The number of US troops killed in plane crashes “skyrocketed” this year -- even prior to the recent crash of the Navy C-2A Greyhound -- along with the total number of aircraft crashes overall compared to the same period a year ago, a report has revealed.

There have been 22 US military noncombat plane crashes flying routine operations so far this year, which is 38 percent higher than this time last year, US-based Fox News reported Saturday.

 According to the report, the number of American troops killed in such plane crashes has more than doubled, with the number of US troops killed in aircraft crashes in 2017 standing at 37 after Thursday’s announcement by the Seventh Fleet that it has ended its search for three missing sailors hundreds of miles off the coast of Japan.

The crash of the C-2 Greyhound occurred 575 miles out to sea while flying from Japan to aircraft carrier USS Ronald Reagan.

The death toll is more than 130 percent higher than the number killed in non-combat plane crashes at this point in 2016, the report added, insisting that many US lawmakers blame the rising casualty figures and the number of such incidents on years of budget cuts.

"Perhaps the greatest harm to our national security and our military is self-inflicted. I repeat self-inflicted," said the chairman of the Senate Armed Services Committee, Senator John McCain, asserting that "we are killing more of our own people in training than our enemies are in combat."

The Navy transport plane crash last Wednesday was the deadliest one for the US military since an Army Black Hawk helicopter crashed off the coast of Hawaii in August, killing five service members.

Just two days before the Navy plane crash on Wednesday, an Air Force T-38 training jet -- with parts also dating back to the 1960s -- crashed in Texas, killing a pilot and injuring another. A mechanical failure is suspected in the incident.

A similar Navy training jet, a T-45, also crashed last month, killing both pilots.

Moreover in July, a Marine Corps KC-130 transport aircraft crashed in the Mississippi Delta, killing all 16 on board after reaching cruising altitude during a routine cross-country flight from North Carolina to California.

Less than a month later, a Marine Corps V-22 Osprey crashed off the east coast of Australia, killing three US Marines.
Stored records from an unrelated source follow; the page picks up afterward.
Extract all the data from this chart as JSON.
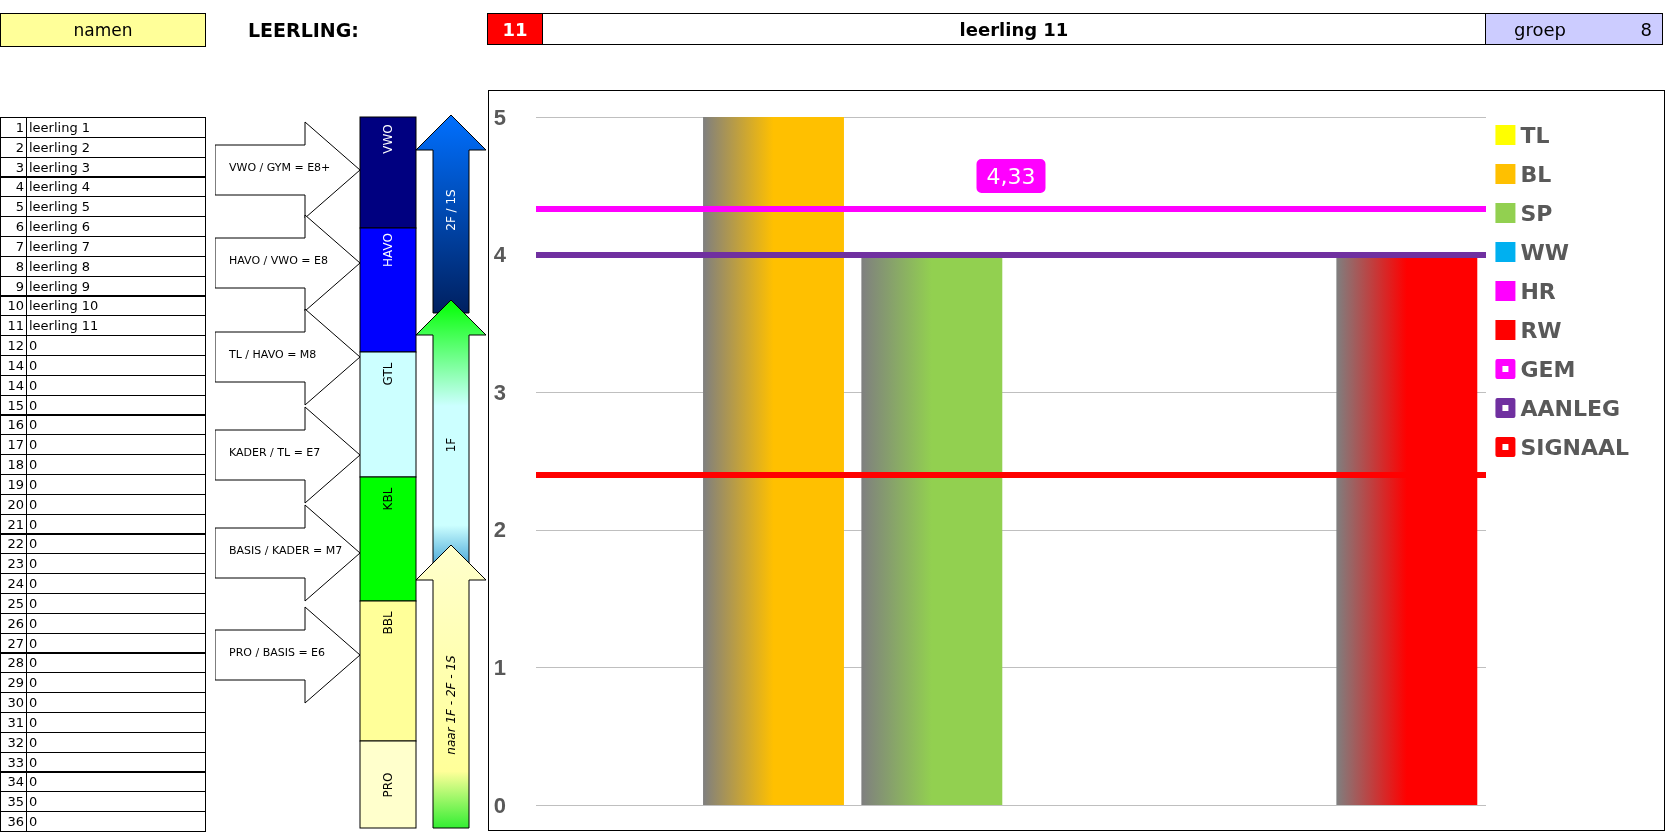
{
  "chart_data": [
    {
      "type": "other",
      "annotations": [
        "namen",
        "LEERLING:",
        "11",
        "leerling 11",
        "groep",
        "8"
      ]
    },
    {
      "type": "other",
      "annotations": [
        "1",
        "leerling 1",
        "2",
        "leerling 2",
        "3",
        "leerling 3",
        "4",
        "leerling 4",
        "5",
        "leerling 5",
        "6",
        "leerling 6",
        "7",
        "leerling 7",
        "8",
        "leerling 8",
        "9",
        "leerling 9",
        "10",
        "leerling 10",
        "11",
        "leerling 11",
        "12",
        "0",
        "14",
        "0",
        "14",
        "0",
        "15",
        "0",
        "16",
        "0",
        "17",
        "0",
        "18",
        "0",
        "19",
        "0",
        "20",
        "0",
        "21",
        "0",
        "22",
        "0",
        "23",
        "0",
        "24",
        "0",
        "25",
        "0",
        "26",
        "0",
        "27",
        "0",
        "28",
        "0",
        "29",
        "0",
        "30",
        "0",
        "31",
        "0",
        "32",
        "0",
        "33",
        "0",
        "34",
        "0",
        "35",
        "0",
        "36",
        "0"
      ]
    },
    {
      "type": "other",
      "annotations": [
        "VWO / GYM  = E8+",
        "HAVO / VWO = E8",
        "TL / HAVO = M8",
        "KADER / TL = E7",
        "BASIS / KADER = M7",
        "PRO / BASIS = E6",
        "VWO",
        "HAVO",
        "GTL",
        "KBL",
        "BBL",
        "PRO",
        "2F / 1S",
        "1F",
        "naar 1F - 2F - 1S"
      ]
    },
    {
      "type": "bar",
      "categories": [
        null,
        null,
        null,
        null,
        null,
        null
      ],
      "series": [
        {
          "name": "TL",
          "color": "#ffff00",
          "values": [
            0,
            null,
            null,
            null,
            null,
            null
          ]
        },
        {
          "name": "BL",
          "color": "#ffc000",
          "values": [
            null,
            5,
            null,
            null,
            null,
            null
          ]
        },
        {
          "name": "SP",
          "color": "#92d050",
          "values": [
            null,
            null,
            4,
            null,
            null,
            null
          ]
        },
        {
          "name": "WW",
          "color": "#00b0f0",
          "values": [
            null,
            null,
            null,
            0,
            null,
            null
          ]
        },
        {
          "name": "HR",
          "color": "#ff00ff",
          "values": [
            null,
            null,
            null,
            null,
            0,
            null
          ]
        },
        {
          "name": "RW",
          "color": "#ff0000",
          "values": [
            null,
            null,
            null,
            null,
            null,
            4
          ]
        }
      ],
      "ylim": [
        0,
        5
      ],
      "yticks": [
        0,
        1,
        2,
        3,
        4,
        5
      ],
      "grid": "y",
      "tick_labels": "y",
      "legend": "right",
      "ref_lines": [
        {
          "axis": "y",
          "value": 4.33,
          "label": "GEM",
          "color": "#ff00ff"
        },
        {
          "axis": "y",
          "value": 4,
          "label": "AANLEG",
          "color": "#7030a0"
        },
        {
          "axis": "y",
          "value": 2.4,
          "label": "SIGNAAL",
          "color": "#ff0000"
        }
      ],
      "annotations": [
        "4,33"
      ]
    }
  ]
}
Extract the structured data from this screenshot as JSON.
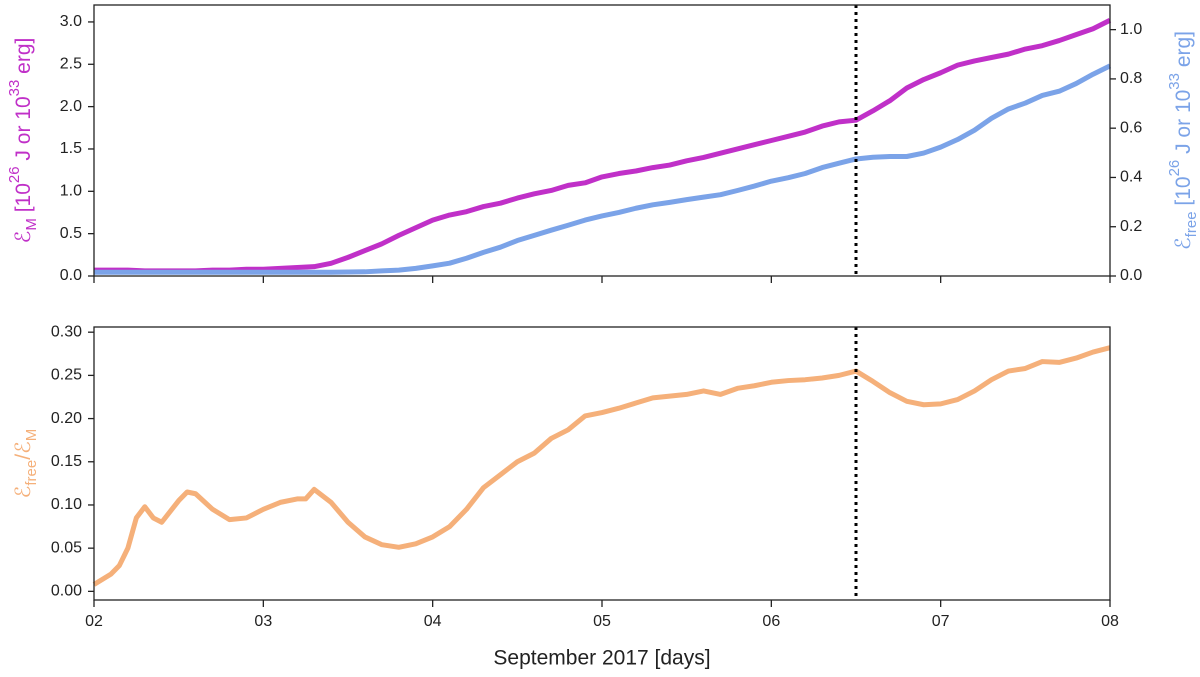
{
  "chart_data": [
    {
      "type": "line",
      "ylabel": [
        {
          "text": "ℰ",
          "color": "#c030c8"
        },
        {
          "text": "M",
          "sub": true,
          "color": "#c030c8"
        },
        {
          "text": " [10",
          "color": "#c030c8"
        },
        {
          "text": "26",
          "sup": true,
          "color": "#c030c8"
        },
        {
          "text": " J or 10",
          "color": "#c030c8"
        },
        {
          "text": "33",
          "sup": true,
          "color": "#c030c8"
        },
        {
          "text": " erg]",
          "color": "#c030c8"
        }
      ],
      "y2label": [
        {
          "text": "ℰ",
          "color": "#7ba3e8"
        },
        {
          "text": "free",
          "sub": true,
          "color": "#7ba3e8"
        },
        {
          "text": " [10",
          "color": "#7ba3e8"
        },
        {
          "text": "26",
          "sup": true,
          "color": "#7ba3e8"
        },
        {
          "text": " J or 10",
          "color": "#7ba3e8"
        },
        {
          "text": "33",
          "sup": true,
          "color": "#7ba3e8"
        },
        {
          "text": " erg]",
          "color": "#7ba3e8"
        }
      ],
      "xlim": [
        2,
        8
      ],
      "xticks": [
        2,
        3,
        4,
        5,
        6,
        7,
        8
      ],
      "xtick_labels": false,
      "ylim": [
        0,
        3.2
      ],
      "yticks": [
        {
          "value": 0,
          "label": "0.0"
        },
        0.5,
        {
          "value": 1,
          "label": "1.0"
        },
        1.5,
        {
          "value": 2,
          "label": "2.0"
        },
        2.5,
        {
          "value": 3,
          "label": "3.0"
        }
      ],
      "y2lim": [
        0,
        1.1
      ],
      "y2ticks": [
        {
          "value": 0,
          "label": "0.0"
        },
        0.2,
        0.4,
        0.6,
        0.8,
        {
          "value": 1,
          "label": "1.0"
        }
      ],
      "vline": 6.5,
      "series": [
        {
          "color": "#c030c8",
          "x": [
            2.0,
            2.1,
            2.2,
            2.3,
            2.4,
            2.5,
            2.6,
            2.7,
            2.8,
            2.9,
            3.0,
            3.1,
            3.2,
            3.3,
            3.4,
            3.5,
            3.6,
            3.7,
            3.8,
            3.9,
            4.0,
            4.1,
            4.2,
            4.3,
            4.4,
            4.5,
            4.6,
            4.7,
            4.8,
            4.9,
            5.0,
            5.1,
            5.2,
            5.3,
            5.4,
            5.5,
            5.6,
            5.7,
            5.8,
            5.9,
            6.0,
            6.1,
            6.2,
            6.3,
            6.4,
            6.5,
            6.6,
            6.7,
            6.8,
            6.9,
            7.0,
            7.1,
            7.2,
            7.3,
            7.4,
            7.5,
            7.6,
            7.7,
            7.8,
            7.9,
            8.0
          ],
          "values": [
            0.07,
            0.07,
            0.07,
            0.06,
            0.06,
            0.06,
            0.06,
            0.07,
            0.07,
            0.08,
            0.08,
            0.09,
            0.1,
            0.11,
            0.15,
            0.22,
            0.3,
            0.38,
            0.48,
            0.57,
            0.66,
            0.72,
            0.76,
            0.82,
            0.86,
            0.92,
            0.97,
            1.01,
            1.07,
            1.1,
            1.17,
            1.21,
            1.24,
            1.28,
            1.31,
            1.36,
            1.4,
            1.45,
            1.5,
            1.55,
            1.6,
            1.65,
            1.7,
            1.77,
            1.82,
            1.84,
            1.95,
            2.07,
            2.22,
            2.32,
            2.4,
            2.49,
            2.54,
            2.58,
            2.62,
            2.68,
            2.72,
            2.78,
            2.85,
            2.92,
            3.02
          ]
        },
        {
          "color": "#7ba3e8",
          "axis": "y2",
          "x": [
            2.0,
            2.1,
            2.2,
            2.3,
            2.4,
            2.5,
            2.6,
            2.7,
            2.8,
            2.9,
            3.0,
            3.1,
            3.2,
            3.3,
            3.4,
            3.5,
            3.6,
            3.7,
            3.8,
            3.9,
            4.0,
            4.1,
            4.2,
            4.3,
            4.4,
            4.5,
            4.6,
            4.7,
            4.8,
            4.9,
            5.0,
            5.1,
            5.2,
            5.3,
            5.4,
            5.5,
            5.6,
            5.7,
            5.8,
            5.9,
            6.0,
            6.1,
            6.2,
            6.3,
            6.4,
            6.5,
            6.6,
            6.7,
            6.8,
            6.9,
            7.0,
            7.1,
            7.2,
            7.3,
            7.4,
            7.5,
            7.6,
            7.7,
            7.8,
            7.9,
            8.0
          ],
          "values": [
            0.015,
            0.015,
            0.015,
            0.015,
            0.015,
            0.015,
            0.015,
            0.015,
            0.015,
            0.015,
            0.015,
            0.015,
            0.015,
            0.015,
            0.015,
            0.016,
            0.017,
            0.021,
            0.024,
            0.031,
            0.041,
            0.052,
            0.072,
            0.096,
            0.117,
            0.144,
            0.165,
            0.186,
            0.206,
            0.227,
            0.244,
            0.258,
            0.275,
            0.289,
            0.299,
            0.31,
            0.32,
            0.33,
            0.347,
            0.365,
            0.385,
            0.399,
            0.416,
            0.44,
            0.458,
            0.475,
            0.482,
            0.485,
            0.485,
            0.499,
            0.523,
            0.554,
            0.592,
            0.64,
            0.678,
            0.702,
            0.733,
            0.75,
            0.781,
            0.819,
            0.853
          ]
        }
      ]
    },
    {
      "type": "line",
      "ylabel": [
        {
          "text": "ℰ",
          "color": "#f5b07a"
        },
        {
          "text": "free",
          "sub": true,
          "color": "#f5b07a"
        },
        {
          "text": "/ℰ",
          "color": "#f5b07a"
        },
        {
          "text": "M",
          "sub": true,
          "color": "#f5b07a"
        }
      ],
      "xlabel": "September 2017 [days]",
      "xlim": [
        2,
        8
      ],
      "xticks": [
        {
          "value": 2,
          "label": "02"
        },
        {
          "value": 3,
          "label": "03"
        },
        {
          "value": 4,
          "label": "04"
        },
        {
          "value": 5,
          "label": "05"
        },
        {
          "value": 6,
          "label": "06"
        },
        {
          "value": 7,
          "label": "07"
        },
        {
          "value": 8,
          "label": "08"
        }
      ],
      "xtick_labels": true,
      "ylim": [
        -0.01,
        0.306
      ],
      "yticks": [
        {
          "value": 0,
          "label": "0.00"
        },
        0.05,
        {
          "value": 0.1,
          "label": "0.10"
        },
        0.15,
        {
          "value": 0.2,
          "label": "0.20"
        },
        0.25,
        {
          "value": 0.3,
          "label": "0.30"
        }
      ],
      "vline": 6.5,
      "series": [
        {
          "color": "#f5b07a",
          "x": [
            2.0,
            2.1,
            2.15,
            2.2,
            2.25,
            2.3,
            2.35,
            2.4,
            2.5,
            2.55,
            2.6,
            2.7,
            2.8,
            2.9,
            3.0,
            3.1,
            3.2,
            3.25,
            3.3,
            3.4,
            3.5,
            3.6,
            3.7,
            3.8,
            3.9,
            4.0,
            4.1,
            4.2,
            4.3,
            4.4,
            4.5,
            4.6,
            4.7,
            4.8,
            4.9,
            5.0,
            5.1,
            5.2,
            5.3,
            5.4,
            5.5,
            5.6,
            5.7,
            5.8,
            5.9,
            6.0,
            6.1,
            6.2,
            6.3,
            6.4,
            6.5,
            6.6,
            6.7,
            6.8,
            6.9,
            7.0,
            7.1,
            7.2,
            7.3,
            7.4,
            7.5,
            7.6,
            7.7,
            7.8,
            7.9,
            8.0
          ],
          "values": [
            0.008,
            0.02,
            0.03,
            0.05,
            0.085,
            0.098,
            0.085,
            0.08,
            0.105,
            0.115,
            0.113,
            0.095,
            0.083,
            0.085,
            0.095,
            0.103,
            0.107,
            0.107,
            0.118,
            0.103,
            0.08,
            0.063,
            0.054,
            0.051,
            0.055,
            0.063,
            0.075,
            0.095,
            0.12,
            0.135,
            0.15,
            0.16,
            0.177,
            0.187,
            0.203,
            0.207,
            0.212,
            0.218,
            0.224,
            0.226,
            0.228,
            0.232,
            0.228,
            0.235,
            0.238,
            0.242,
            0.244,
            0.245,
            0.247,
            0.25,
            0.255,
            0.243,
            0.23,
            0.22,
            0.216,
            0.217,
            0.222,
            0.232,
            0.245,
            0.255,
            0.258,
            0.266,
            0.265,
            0.27,
            0.277,
            0.282
          ]
        }
      ]
    }
  ]
}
Rescue workers saved 23 other service members.

US Defense Secretary Jim Mattis has testified before Congress, insisting that "no enemy in the field has done more to harm the combat readiness of our military than [budget cuts]."

Senator McCain has also said that “only five of 58 Army brigades and four of 64 Air Force squadrons are combat-ready.”

This is while the Congress has called for a $26 billion rise in US military spending to rebuild the military and to get more airplanes flying again amid the grounding of many due to shortage of spare parts as well as combat pilots.